External Network Penetration Testing
Stay protected from non-stop internet cyber attacks
Protect your front door
External Penetration Testing is performed over the internet, aimed solely at the exposed systems that you host online. This is the first line of defense from the bad actors who are scanning for targets each day.
Every system you use to host services online is exposed to the Internet. Firewalls and secure development techniques are key to keeping your data safe. Penetration testing these systems is key to ensuring that no stone is left unturned.
Frequent Cyber Attacks
The internet is flooded with attacks that are happening more and more each year. Hackers are writing software to scan the entire internet to look for systems to exploit. In many cases, the software will breach their targets as well.
Constantly evolving Threats
Internet threats are becoming more advanced every day. Attackers frequently use bots to scan, compromise, and setup a foothold in your environment. Your systems would be under their command and control.
Their vulnerability scan “pentest” really isn’t good enough
Most of our competition offers lower cost services that are labeled as penetration tests. The old saying, “If it seems too good to be true, it probably isn’t true,” comes to mind.
There’s no “easy” button in penetration testing. We suggest that you take a close look at their offering. Find out who will be doing your tests, how successful they have been in the past, and review their sample reports. Time and time again, we’ve seen subpar results with these providers and many customers come to us to finish the job that they couldn’t deliver.

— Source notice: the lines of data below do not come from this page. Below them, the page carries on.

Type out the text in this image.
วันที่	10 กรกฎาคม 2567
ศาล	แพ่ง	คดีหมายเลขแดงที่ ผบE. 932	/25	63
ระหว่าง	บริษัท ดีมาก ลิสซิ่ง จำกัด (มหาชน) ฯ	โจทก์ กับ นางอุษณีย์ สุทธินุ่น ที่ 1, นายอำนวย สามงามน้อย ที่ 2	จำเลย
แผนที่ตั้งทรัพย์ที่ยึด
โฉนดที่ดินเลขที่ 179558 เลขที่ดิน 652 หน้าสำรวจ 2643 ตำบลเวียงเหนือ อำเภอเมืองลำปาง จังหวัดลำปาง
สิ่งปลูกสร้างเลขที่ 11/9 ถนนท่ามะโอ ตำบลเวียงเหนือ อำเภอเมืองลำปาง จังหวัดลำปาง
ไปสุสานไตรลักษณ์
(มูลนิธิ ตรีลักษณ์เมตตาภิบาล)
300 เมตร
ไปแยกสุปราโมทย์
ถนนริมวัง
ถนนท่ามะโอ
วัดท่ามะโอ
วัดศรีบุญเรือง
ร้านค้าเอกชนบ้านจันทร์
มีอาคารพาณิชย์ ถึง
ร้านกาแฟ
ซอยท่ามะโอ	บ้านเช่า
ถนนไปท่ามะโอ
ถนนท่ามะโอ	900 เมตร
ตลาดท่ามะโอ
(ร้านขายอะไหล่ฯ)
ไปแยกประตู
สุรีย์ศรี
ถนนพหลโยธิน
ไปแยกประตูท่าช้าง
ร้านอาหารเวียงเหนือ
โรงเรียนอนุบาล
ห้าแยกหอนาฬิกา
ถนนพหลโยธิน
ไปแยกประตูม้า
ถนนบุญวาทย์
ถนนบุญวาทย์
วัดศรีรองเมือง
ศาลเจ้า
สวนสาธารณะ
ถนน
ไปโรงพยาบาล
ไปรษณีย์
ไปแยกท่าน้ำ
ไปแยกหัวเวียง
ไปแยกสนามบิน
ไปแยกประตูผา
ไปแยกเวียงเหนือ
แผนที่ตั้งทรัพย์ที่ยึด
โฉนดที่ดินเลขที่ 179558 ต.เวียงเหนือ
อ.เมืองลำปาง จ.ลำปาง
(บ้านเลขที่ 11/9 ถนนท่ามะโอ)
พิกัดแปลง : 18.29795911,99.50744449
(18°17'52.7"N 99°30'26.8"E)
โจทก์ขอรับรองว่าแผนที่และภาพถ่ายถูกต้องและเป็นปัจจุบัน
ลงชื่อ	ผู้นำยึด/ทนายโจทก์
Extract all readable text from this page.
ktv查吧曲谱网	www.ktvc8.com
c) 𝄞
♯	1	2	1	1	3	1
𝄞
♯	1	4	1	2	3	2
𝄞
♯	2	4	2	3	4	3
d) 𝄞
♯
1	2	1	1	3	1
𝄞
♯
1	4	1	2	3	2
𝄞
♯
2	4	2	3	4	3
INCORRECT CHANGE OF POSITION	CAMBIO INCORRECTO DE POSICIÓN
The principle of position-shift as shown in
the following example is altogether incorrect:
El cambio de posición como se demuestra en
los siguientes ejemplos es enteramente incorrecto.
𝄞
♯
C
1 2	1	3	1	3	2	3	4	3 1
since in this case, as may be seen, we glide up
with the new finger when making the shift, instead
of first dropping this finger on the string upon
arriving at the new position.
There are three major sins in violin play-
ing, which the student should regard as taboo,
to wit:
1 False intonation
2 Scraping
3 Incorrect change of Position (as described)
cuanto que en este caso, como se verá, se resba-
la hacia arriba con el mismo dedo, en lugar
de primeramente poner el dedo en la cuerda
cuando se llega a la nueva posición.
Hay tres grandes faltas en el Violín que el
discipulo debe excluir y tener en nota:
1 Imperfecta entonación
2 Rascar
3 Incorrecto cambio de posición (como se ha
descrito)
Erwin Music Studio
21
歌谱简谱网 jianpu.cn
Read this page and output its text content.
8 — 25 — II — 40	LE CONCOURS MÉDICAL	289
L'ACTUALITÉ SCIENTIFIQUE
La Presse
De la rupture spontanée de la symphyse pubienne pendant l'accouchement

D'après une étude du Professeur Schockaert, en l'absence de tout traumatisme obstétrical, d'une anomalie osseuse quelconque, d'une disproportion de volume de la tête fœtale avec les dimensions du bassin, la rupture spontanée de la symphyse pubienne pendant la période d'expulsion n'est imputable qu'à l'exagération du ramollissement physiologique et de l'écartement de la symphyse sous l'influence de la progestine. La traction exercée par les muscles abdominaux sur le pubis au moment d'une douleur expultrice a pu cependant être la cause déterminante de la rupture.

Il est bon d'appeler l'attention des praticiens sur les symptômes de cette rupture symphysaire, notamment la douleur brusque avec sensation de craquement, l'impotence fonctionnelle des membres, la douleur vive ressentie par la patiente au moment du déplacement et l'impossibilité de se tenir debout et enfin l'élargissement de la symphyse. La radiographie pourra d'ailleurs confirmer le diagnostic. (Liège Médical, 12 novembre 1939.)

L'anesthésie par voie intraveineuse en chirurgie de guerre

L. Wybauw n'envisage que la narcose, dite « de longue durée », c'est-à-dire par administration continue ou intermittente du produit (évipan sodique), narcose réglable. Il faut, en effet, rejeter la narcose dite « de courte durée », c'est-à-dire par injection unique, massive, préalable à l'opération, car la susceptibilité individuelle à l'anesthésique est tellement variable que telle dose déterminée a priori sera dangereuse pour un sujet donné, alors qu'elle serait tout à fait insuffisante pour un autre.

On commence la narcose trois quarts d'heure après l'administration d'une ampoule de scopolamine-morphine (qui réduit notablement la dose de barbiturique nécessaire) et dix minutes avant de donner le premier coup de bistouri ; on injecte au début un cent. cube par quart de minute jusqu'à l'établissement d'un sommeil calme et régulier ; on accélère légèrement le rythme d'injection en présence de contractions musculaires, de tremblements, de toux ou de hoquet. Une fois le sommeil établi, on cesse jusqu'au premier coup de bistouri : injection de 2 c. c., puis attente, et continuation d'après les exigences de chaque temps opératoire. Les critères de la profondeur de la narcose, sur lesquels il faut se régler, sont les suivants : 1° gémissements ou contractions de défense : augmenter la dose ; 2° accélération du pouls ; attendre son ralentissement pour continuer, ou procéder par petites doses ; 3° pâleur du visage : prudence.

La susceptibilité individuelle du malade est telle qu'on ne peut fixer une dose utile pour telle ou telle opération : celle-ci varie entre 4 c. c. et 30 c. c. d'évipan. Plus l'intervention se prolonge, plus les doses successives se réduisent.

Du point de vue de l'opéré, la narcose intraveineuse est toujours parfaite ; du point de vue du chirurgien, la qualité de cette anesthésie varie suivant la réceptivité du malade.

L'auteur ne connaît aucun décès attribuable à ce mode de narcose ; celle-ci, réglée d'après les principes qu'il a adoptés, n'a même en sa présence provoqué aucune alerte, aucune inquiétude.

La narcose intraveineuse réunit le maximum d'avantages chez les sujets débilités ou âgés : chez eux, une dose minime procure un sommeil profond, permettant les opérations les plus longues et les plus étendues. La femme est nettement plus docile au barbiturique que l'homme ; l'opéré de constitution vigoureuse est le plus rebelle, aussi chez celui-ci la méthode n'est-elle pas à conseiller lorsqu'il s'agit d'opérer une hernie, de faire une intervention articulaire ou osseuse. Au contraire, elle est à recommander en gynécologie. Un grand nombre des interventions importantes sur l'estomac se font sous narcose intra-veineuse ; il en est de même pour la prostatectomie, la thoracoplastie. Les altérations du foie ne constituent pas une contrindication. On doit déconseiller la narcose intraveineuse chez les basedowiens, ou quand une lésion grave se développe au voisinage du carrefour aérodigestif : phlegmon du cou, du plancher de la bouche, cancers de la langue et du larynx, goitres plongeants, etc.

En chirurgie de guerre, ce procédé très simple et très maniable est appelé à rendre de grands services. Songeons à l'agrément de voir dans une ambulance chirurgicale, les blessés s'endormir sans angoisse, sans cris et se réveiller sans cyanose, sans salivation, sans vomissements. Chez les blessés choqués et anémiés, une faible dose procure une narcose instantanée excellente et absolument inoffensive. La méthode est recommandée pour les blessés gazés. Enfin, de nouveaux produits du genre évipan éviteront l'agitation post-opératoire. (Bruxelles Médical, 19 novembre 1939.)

With us, you may have to remediate a few items and leverage our included re-test to get a “clean report”. We will help you every step of the way. The difference is that our “clean report” will leave you far better protected from the real hackers.
What about a web application penetration test?
The web app pentest and the external pentest are two very different tests, even though they may involve the same system.
A web app test is usually credentialed and focuses thoroughly on the application itself, placing less emphasis on other open ports and potential issues on the system. This allows the tester to delve in and focus on the application’s business logic and possible coding gaps versus the system hosting the application.
And external penetration test includes web applications, to be sure, but it does not delve into them (unless the pentester finds a way in through SQL Injection or another critical vulnerability). An external test focuses on discovering any gaps in your external network and exploring what exploits they could lead to.
Separate or combined external network and web application tests are both valid and useful. A combined test can help you work within a budget. Separate tests provide separate reports, which may be helpful if your team reports the findings to different stakeholders.
A few cases we’ve seen before
Many companies don’t know everything they have exposed externally. We often find that someone rushing to get their job done may focus most on getting things working . . . and not on securing them. Here are some examples of what we’ve found:
Telnet and FTP services that require no credentials and allow malicious file uploads.
Exposed administrative pages, often requiring only easily discovered default credentials, that allowed Raxis to view and edit high level device settings — and even sensitive customer and system data.
Web login pages that revealed which usernames were valid and didn’t block brute-force attacks. This enables malicious actors to use easily accessible technology and test billions of potential password combinations per second. Weak ones can be cracked in an instant.